The BJP also benefits from anti-incumbency against the second term of the United Progressive Alliance. Another big thing going for Modi is that the BJP has tied up with Apna Dal in Uttar Pradesh. The Apna Dal is a party of the Kurmis, another “backward class” peasant community.

At the same time, we’ll have to consider that Mukhtar Ansari, influential with the city’s Muslim voters, has chosen not to contest this election. He has not announced support for any party, but his absence from the race is thought to favor the Congress Party.

The votes in Varanasi going to Arvind Kejriwal would otherwise have been Modi’s. A few BJP voters may also be upset at the snub Modi gave sitting BJP MP Murli Manohar Joshi by forcing him to vacate the Varansi seat.

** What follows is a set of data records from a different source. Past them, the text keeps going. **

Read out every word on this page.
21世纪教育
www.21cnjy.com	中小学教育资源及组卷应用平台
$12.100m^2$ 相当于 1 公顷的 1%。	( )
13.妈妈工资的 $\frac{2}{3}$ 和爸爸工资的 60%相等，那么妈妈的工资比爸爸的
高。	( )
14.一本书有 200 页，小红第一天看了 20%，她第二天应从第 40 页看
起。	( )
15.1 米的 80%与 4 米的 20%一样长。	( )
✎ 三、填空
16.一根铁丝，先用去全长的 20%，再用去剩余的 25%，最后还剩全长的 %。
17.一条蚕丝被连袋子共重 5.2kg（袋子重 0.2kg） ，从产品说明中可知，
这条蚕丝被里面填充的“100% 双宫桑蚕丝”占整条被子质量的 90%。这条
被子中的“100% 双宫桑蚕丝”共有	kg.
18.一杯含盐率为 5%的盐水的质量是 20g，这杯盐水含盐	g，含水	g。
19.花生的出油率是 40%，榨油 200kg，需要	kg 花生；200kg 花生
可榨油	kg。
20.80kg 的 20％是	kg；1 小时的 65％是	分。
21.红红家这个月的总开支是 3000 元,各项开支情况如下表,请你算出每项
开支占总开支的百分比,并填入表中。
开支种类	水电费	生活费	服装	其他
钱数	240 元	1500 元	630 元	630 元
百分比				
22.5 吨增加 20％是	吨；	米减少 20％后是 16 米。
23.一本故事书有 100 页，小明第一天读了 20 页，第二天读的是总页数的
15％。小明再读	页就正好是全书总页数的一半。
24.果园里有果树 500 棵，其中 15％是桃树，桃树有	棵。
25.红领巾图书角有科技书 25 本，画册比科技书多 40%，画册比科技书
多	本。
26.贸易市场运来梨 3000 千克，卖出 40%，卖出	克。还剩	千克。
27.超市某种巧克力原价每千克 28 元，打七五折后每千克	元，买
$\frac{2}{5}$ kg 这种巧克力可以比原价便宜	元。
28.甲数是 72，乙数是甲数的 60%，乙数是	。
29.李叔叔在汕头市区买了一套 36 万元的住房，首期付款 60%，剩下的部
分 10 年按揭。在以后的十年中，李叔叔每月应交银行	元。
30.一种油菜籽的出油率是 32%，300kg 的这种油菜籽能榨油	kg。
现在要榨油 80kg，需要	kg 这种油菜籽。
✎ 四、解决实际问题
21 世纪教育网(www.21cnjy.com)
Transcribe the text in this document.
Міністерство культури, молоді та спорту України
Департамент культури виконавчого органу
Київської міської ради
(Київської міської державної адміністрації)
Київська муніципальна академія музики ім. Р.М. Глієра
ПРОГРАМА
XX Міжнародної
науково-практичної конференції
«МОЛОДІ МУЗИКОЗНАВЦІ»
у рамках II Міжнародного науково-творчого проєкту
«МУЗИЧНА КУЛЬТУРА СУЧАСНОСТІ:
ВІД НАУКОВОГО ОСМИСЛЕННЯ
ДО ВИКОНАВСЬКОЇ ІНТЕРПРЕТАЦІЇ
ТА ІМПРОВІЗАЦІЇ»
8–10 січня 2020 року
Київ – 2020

Had Mukhtar Ansari, a convicted politician who often contests from jail, been contesting this election, the BJP and the RSS would have been able to polarize this election on Hindu-Muslim lines and prevent Hindu voters from thinking of options other than the BJP. Ansari’s smart withdrawl from the race has taken away the potential strategy of Hindu Hero vs Muslim Villain.

There are those who say that Modi is an outsider who may choose Vadodara and resign from Varanasi if he wins both. By contrast, Ajay Rai of the Congress is a local who has been MLA for five times, including once with the BJP.

The Bahujan Samaj Party’s Vijay Prakash Jaiswal is a lightweight who will take away dalit votes, but the Samajwadi Party is said to be considering withdrawing its candidate in favour of Ajay Rai.

If you take into account the Congress’ traditional vote, the tacit or explicit support of the BSP and the SP, Ajay Rai’s popularity and the Muslim votes that Mukhtar Ansari is leaving for him, it’s clear that Modi has a very tough fight on his hands. Many have slipped on the ghats of Banaras.